La apuesta por situar a Bilbao «en el mapa» me recuerda al juego de las «7 y media». Hasta fechas recientes, parecía que las instituciones acertaron jugándose la partida a una carta. Pero la sentencia en torno al caso Calatrava me hace intuir que quizá las instituciones «se hayan pasado» de jugada. Vamos, que por intentar llegar a las «siete y media» estamos en riesgo de quedar «fuera de juego». Esta sentencia marca probablemente el rubicón de los riesgos de la apuesta en el casino global por una ralea de personajes caracterizados por una megalomanía solo comparable con su fama global. Y lo marca en su vertiente más tenebrosa, que es la confusión entre lo público y lo privado. Porque, señoras y señores, sepan ustedes que desde ahora, cuando pasean por el puente de Zubi Zuri, han dejado de ser ciudadanos que caminan, para convertirse en piezas involuntarias de una representación que no les pertenece. No es un puente. Es una obra de arte. No es público. Es privado. No os engañéis. No sois personas. Sois atrezzo, sois decorado.
La calle antes era (y es) la esencia de lo público, expresión de lo colectivo, de conflictos y de su resolución. Por eso ha pasado a la historia la famosa frase de Fraga de «la calle es mía» tras los dramáticos sucesos del 3 de marzo de 1976. Porque nos escalofriaba... Hoy una sentencia reconoce, por primera vez, que la calle (en este caso un puente) ya no es nuestra: es de Calatrava. Pues bien, en estos tiempos en los que los bilbaínos asistimos a la esperanza de que el Atlhetic nos traiga la Copa, no estaría de más recordar que además de los leones quien ha puesto al equipo en la semifinal ha sido su afición. Y es importante recordar esto, porque uno tiene la sensación de que puede olvidarse en algunos despachos que quien ha logrado que Bilbao sea lo que es han sido los y las bilbaínas, en su mayoría anónimas. Si las asociaciones de vecinos no hubieran plantado cara al desarrollismo caníbal del franquismo hoy no existiría ni la plaza de Rekalde, ni el parque de Etxebarria, ni el barrio de Miribilla: se habrían llenado de los aberrantes bloques de viviendas que el franquismo edificaba sin orden ni concierto. Si en los solares que ahora irradian las luces de neón hacia el planeta no se hubieran dejado la piel miles de trabajadores en los años de la industrialización, Bilbao no sería esa ciudad que ahora reconvierte su industria pesada en la industria del espectáculo urbano.

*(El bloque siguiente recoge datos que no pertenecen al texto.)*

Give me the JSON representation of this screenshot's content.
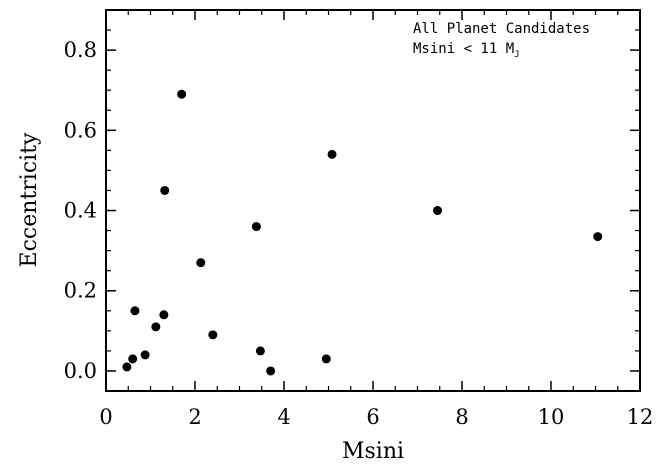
{
  "chart_data": {
    "type": "scatter",
    "title": "",
    "xlabel": "Msini",
    "ylabel": "Eccentricity",
    "xlim": [
      0,
      12
    ],
    "ylim": [
      -0.05,
      0.9
    ],
    "x_ticks": [
      0,
      2,
      4,
      6,
      8,
      10,
      12
    ],
    "x_tick_labels": [
      "0",
      "2",
      "4",
      "6",
      "8",
      "10",
      "12"
    ],
    "y_ticks": [
      0.0,
      0.2,
      0.4,
      0.6,
      0.8
    ],
    "y_tick_labels": [
      "0.0",
      "0.2",
      "0.4",
      "0.6",
      "0.8"
    ],
    "grid": false,
    "annotation": {
      "line1": "All Planet Candidates",
      "line2": "Msini < 11 M",
      "line2_subscript": "J"
    },
    "marker_color": "#000000",
    "series": [
      {
        "points": [
          {
            "x": 0.47,
            "y": 0.01
          },
          {
            "x": 0.6,
            "y": 0.03
          },
          {
            "x": 0.65,
            "y": 0.15
          },
          {
            "x": 0.88,
            "y": 0.04
          },
          {
            "x": 1.12,
            "y": 0.11
          },
          {
            "x": 1.3,
            "y": 0.14
          },
          {
            "x": 1.32,
            "y": 0.45
          },
          {
            "x": 1.7,
            "y": 0.69
          },
          {
            "x": 2.13,
            "y": 0.27
          },
          {
            "x": 2.4,
            "y": 0.09
          },
          {
            "x": 3.38,
            "y": 0.36
          },
          {
            "x": 3.47,
            "y": 0.05
          },
          {
            "x": 3.7,
            "y": 0.0
          },
          {
            "x": 4.95,
            "y": 0.03
          },
          {
            "x": 5.08,
            "y": 0.54
          },
          {
            "x": 7.45,
            "y": 0.4
          },
          {
            "x": 11.05,
            "y": 0.335
          }
        ]
      }
    ]
  }
}
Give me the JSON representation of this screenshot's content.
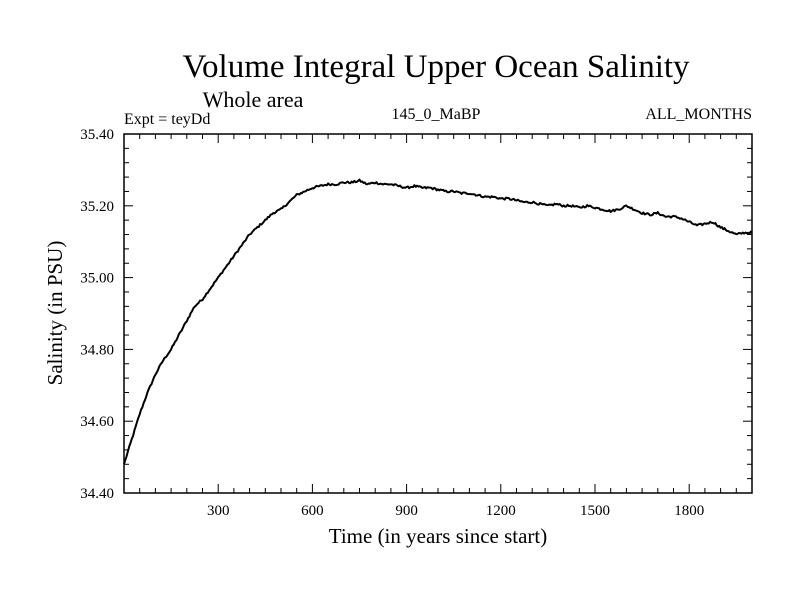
{
  "chart_data": {
    "type": "line",
    "title": "Volume Integral Upper Ocean Salinity",
    "subtitle": "Whole area",
    "left_label": "Expt = teyDd",
    "center_label": "145_0_MaBP",
    "right_label": "ALL_MONTHS",
    "xlabel": "Time (in years since start)",
    "ylabel": "Salinity (in PSU)",
    "xlim": [
      0,
      2000
    ],
    "ylim": [
      34.4,
      35.4
    ],
    "x_major_ticks": [
      300,
      600,
      900,
      1200,
      1500,
      1800
    ],
    "x_tick_labels": [
      "300",
      "600",
      "900",
      "1200",
      "1500",
      "1800"
    ],
    "y_major_ticks": [
      34.4,
      34.6,
      34.8,
      35.0,
      35.2,
      35.4
    ],
    "y_tick_labels": [
      "34.40",
      "34.60",
      "34.80",
      "35.00",
      "35.20",
      "35.40"
    ],
    "series": [
      {
        "name": "salinity",
        "x": [
          0,
          25,
          50,
          75,
          100,
          125,
          150,
          175,
          200,
          225,
          250,
          275,
          300,
          325,
          350,
          375,
          400,
          425,
          450,
          475,
          500,
          525,
          550,
          575,
          600,
          625,
          650,
          675,
          700,
          725,
          750,
          775,
          800,
          825,
          850,
          875,
          900,
          925,
          950,
          975,
          1000,
          1025,
          1050,
          1075,
          1100,
          1125,
          1150,
          1175,
          1200,
          1225,
          1250,
          1275,
          1300,
          1325,
          1350,
          1375,
          1400,
          1425,
          1450,
          1475,
          1500,
          1525,
          1550,
          1575,
          1600,
          1625,
          1650,
          1675,
          1700,
          1725,
          1750,
          1775,
          1800,
          1825,
          1850,
          1875,
          1900,
          1925,
          1950,
          1975,
          2000
        ],
        "values": [
          34.48,
          34.55,
          34.62,
          34.68,
          34.73,
          34.77,
          34.8,
          34.84,
          34.88,
          34.92,
          34.94,
          34.97,
          35.0,
          35.03,
          35.06,
          35.09,
          35.12,
          35.14,
          35.16,
          35.18,
          35.19,
          35.21,
          35.23,
          35.24,
          35.25,
          35.255,
          35.26,
          35.26,
          35.265,
          35.265,
          35.27,
          35.26,
          35.265,
          35.26,
          35.26,
          35.255,
          35.25,
          35.255,
          35.25,
          35.25,
          35.245,
          35.24,
          35.24,
          35.235,
          35.235,
          35.23,
          35.225,
          35.225,
          35.22,
          35.22,
          35.215,
          35.21,
          35.21,
          35.205,
          35.2,
          35.205,
          35.2,
          35.2,
          35.195,
          35.2,
          35.195,
          35.19,
          35.185,
          35.19,
          35.2,
          35.19,
          35.18,
          35.175,
          35.18,
          35.17,
          35.17,
          35.165,
          35.155,
          35.145,
          35.15,
          35.155,
          35.14,
          35.13,
          35.12,
          35.125,
          35.125
        ]
      }
    ]
  }
}
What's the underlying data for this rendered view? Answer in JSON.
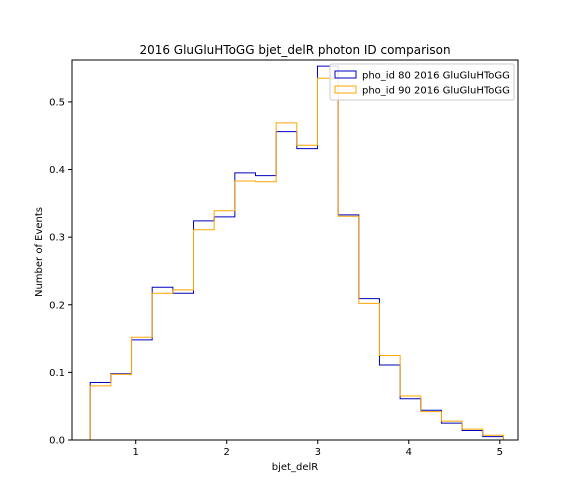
{
  "chart_data": {
    "type": "histogram",
    "title": "2016 GluGluHToGG bjet_delR photon ID comparison",
    "xlabel": "bjet_delR",
    "ylabel": "Number of Events",
    "xlim": [
      0.3,
      5.2
    ],
    "ylim": [
      0,
      0.562
    ],
    "xticks": [
      1,
      2,
      3,
      4,
      5
    ],
    "yticks": [
      0.0,
      0.1,
      0.2,
      0.3,
      0.4,
      0.5
    ],
    "ytick_labels": [
      "0.0",
      "0.1",
      "0.2",
      "0.3",
      "0.4",
      "0.5"
    ],
    "grid": false,
    "legend_position": "top-right",
    "bin_edges": [
      0.5,
      0.727,
      0.954,
      1.181,
      1.408,
      1.635,
      1.862,
      2.089,
      2.316,
      2.543,
      2.77,
      2.997,
      3.224,
      3.451,
      3.678,
      3.905,
      4.132,
      4.359,
      4.586,
      4.813,
      5.04
    ],
    "series": [
      {
        "name": "pho_id 80 2016 GluGluHToGG",
        "color": "#0000bf",
        "values": [
          0.085,
          0.098,
          0.148,
          0.226,
          0.217,
          0.324,
          0.33,
          0.395,
          0.391,
          0.456,
          0.431,
          0.553,
          0.333,
          0.209,
          0.111,
          0.061,
          0.044,
          0.025,
          0.014,
          0.005
        ]
      },
      {
        "name": "pho_id 90 2016 GluGluHToGG",
        "color": "#ffa500",
        "values": [
          0.08,
          0.097,
          0.152,
          0.217,
          0.222,
          0.311,
          0.339,
          0.383,
          0.382,
          0.469,
          0.436,
          0.535,
          0.331,
          0.202,
          0.125,
          0.065,
          0.042,
          0.028,
          0.016,
          0.007
        ]
      }
    ]
  }
}
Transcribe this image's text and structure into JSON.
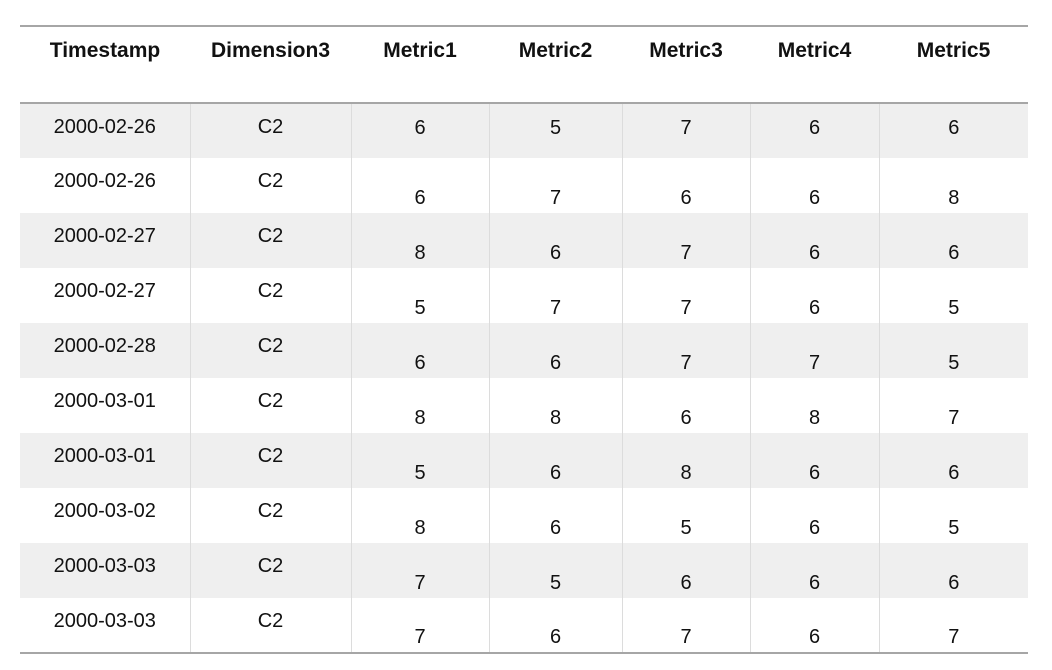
{
  "chart_data": {
    "type": "table",
    "columns": [
      "Timestamp",
      "Dimension3",
      "Metric1",
      "Metric2",
      "Metric3",
      "Metric4",
      "Metric5"
    ],
    "rows": [
      [
        "2000-02-26",
        "C2",
        "6",
        "5",
        "7",
        "6",
        "6"
      ],
      [
        "2000-02-26",
        "C2",
        "6",
        "7",
        "6",
        "6",
        "8"
      ],
      [
        "2000-02-27",
        "C2",
        "8",
        "6",
        "7",
        "6",
        "6"
      ],
      [
        "2000-02-27",
        "C2",
        "5",
        "7",
        "7",
        "6",
        "5"
      ],
      [
        "2000-02-28",
        "C2",
        "6",
        "6",
        "7",
        "7",
        "5"
      ],
      [
        "2000-03-01",
        "C2",
        "8",
        "8",
        "6",
        "8",
        "7"
      ],
      [
        "2000-03-01",
        "C2",
        "5",
        "6",
        "8",
        "6",
        "6"
      ],
      [
        "2000-03-02",
        "C2",
        "8",
        "6",
        "5",
        "6",
        "5"
      ],
      [
        "2000-03-03",
        "C2",
        "7",
        "5",
        "6",
        "6",
        "6"
      ],
      [
        "2000-03-03",
        "C2",
        "7",
        "6",
        "7",
        "6",
        "7"
      ]
    ]
  },
  "style": {
    "header_rule_color": "#a6a6a6",
    "band_color": "#efefef"
  }
}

Estamos a tiempo. Quizá esto pueda servir para reflexionar sobre el modelo de ciudad que buscamos. Personalmente no quiero estrellas fugaces que vengan a Bilbao para forrarse, acumular prestigio y seguir forrándose en otros sitios. No quiero que mi ciudad las hagan «ciudadanos del mundo» que confunden al mundo con su megalomanía y el grosor de su billetera. Me gustaría soñar que, en adelante, las instituciones se acordarán de su cantera, de decenas de arquitectos y urbanistas orgullosos de su ciudad, que van a trabajar con cariño y amor por esa ciudad que cuando eran niños y niñas era pequeña y no se veía en el mapa. Y me gustaría soñar que, en adelante, las instituciones se acuerdan de su afición. Que le pregunten. Que la escuchen. Que nos permitan ser protagonistas del futuro de nuestra ciudad. Seguro que nadie en la afición va a pretender apropiarse de algo que hemos construido entre todos y todas: Bilbao... el pequeño que no se ve en el mapa. Esperemos que el grande, «el que se ve en el mapa», no se lo coman los tiburones que merodean hambrientos por la ría.